Having faith that things will work out

I learned a lot of things on my 2 week vacation, but the most valuable things I learned were about myself.

For this trip, I had only booked a total of 7 nights: 4 nights in Ferrara and 3 nights in Venice. First I would go to visit my pen pal in Forlì and I counted on spending 3 nights with her.

However, things didn’t go out the way I planned. On the morning after the 2nd night she told me to leave. I think it might have been because she felt abandoned when I didn’t dance with her at the club the night before. I felt frustrated, small and vulnerable. I felt the most vulnerable I had during the whole time studying abroad. And it wasn’t because I was in a scary environment. On the contrary; it was 6am, the sun was beginning to warm up the sleepy little village, and I was comfortable enough with the city to know how to get around even without a map. I felt vulnerable because when she told me I had to leave I realized how much I had been counting on her to act in a certain way. I felt bad because she  made me see that I was not a good friend.

I thought about taking a train home for a few days and then going to Ferrara for that night that I had already booked. I ruled this out because I knew I was already so close to Ravenna and that it would take just as long if not longer to get to Florence. So I took a train to Ravenna as planned, but just a day earlier. A week ago I had made a request to sleep at a house of a person on couchsurfing. He had a lot of good reviews, but still I was skeptical about being at his house without having met him face-to-face. I didn’t want to reach out to him yet because I was a day earlier than planned. So I needed a place to sleep for at least one night.

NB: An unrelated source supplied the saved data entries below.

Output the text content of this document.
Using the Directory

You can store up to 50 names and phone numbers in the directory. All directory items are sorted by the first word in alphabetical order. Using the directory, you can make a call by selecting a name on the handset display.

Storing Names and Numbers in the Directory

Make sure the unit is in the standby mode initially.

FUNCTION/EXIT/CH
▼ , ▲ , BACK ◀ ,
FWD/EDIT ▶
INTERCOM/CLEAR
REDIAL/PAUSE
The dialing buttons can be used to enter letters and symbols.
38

I exited the train station in Ravenna and walked out to the sunny roundabout in front. I tried to figure out which bus I needed to take. I was looking at the city maps stuck on the backs of the bus shelters but they were really confusing. I was waiting for a bus (the wrong one) when a man approached me and suggested me a nice and cheap hotel not far from the train station. He seemed genuinely interested in helping me and so when he offered to drive me the short distance to the hotel I agreed. When it was time for me to get out of the car, he asked me if he could accompany me that afternoon. I told him I preferred to be alone but thank you for the help. I really was grateful. I liked the hotel, the rooms and the staff, a lot. The woman who ran the place was friendly and motherly and the cook and woman who cleaned were also friendly. I was so stressed out when I was in Forli about what I was going to do for the rest of the day because I didn’t have any set plans, but things ended up working out once I started moving forward.

In another two instances I found myself strategizing for ways to get food, which foods to eat, and where to go in order to find food. In both situations I felt anxiety and stressed out. And it got annoying. I wanted it to stop. So I resolved to sit it out, check out my surroundings, and use the time to experience and see new things. I resolved to just relax and see what happens. In Comacchio I was hungry and instead of going in search of food I set my mind on seeing the sights because I figured that I could eat later and wanted to see the city while it was still light outside. That is when I came upon crates of mandarins and tomatoes on the side of the street. A store had left them there because they had gone bad. But there were not bad enough not to eat just yet. I picked through them and put the good ones in my bag to eat later. The second similar situation was in Venice. On the day of the Epifania, I finished watching the competition of on the Gran Canale and I was hungry because I had not yet eaten. My mind started working itself up into a frenzy. I started strategizing of all my possibilities – one of those green Pistachio cookies at the bar, fruit at the market, a pizza… So many options. It was taking so much effort and I wasn’t able to enjoy what was going on around me! So I made myself relax. Told myself it was ok and that food would eventually come to me. I jumped off the weird box that I was sitting on along the side of the canal and started walking in the direction of the center. Not having walked more than a few meters, I came upon a table of hand outs of free hot wine, flat sweet crackly bread, and little candies. Probably some traditional foods of the Epifania. In this case, too, when I relaxed and trusted that things would work out, they really did.

This trip was different than others because I was traveling by myself for a long length of time and for a long distance. I was in total control of how I spent my time and the thoughts and feelings that were going through my body. There was no one to comfort or stress me out but me. It became very obvious to me how often I strategize of the future. How often I go through all of the possibilities I have in front of me. And how I think so much about trivial things that feed the ego, such as food and clothing. In my head I go through the different actions that might be available to me, the implications of these actions… Its only natural I would be stressed out! Eventually I tired of it. And what I did was I refocused on my surroundings. I noticed the beauty of my surroundings, the newness of the buildings, people, cold wind, sun, water… and I resolved to see more of the NOW. I focused on the tangible. And, I trusted that my basic needs like food would be met eventually. And I was. I was rewarded with food, a place to sleep, and good company.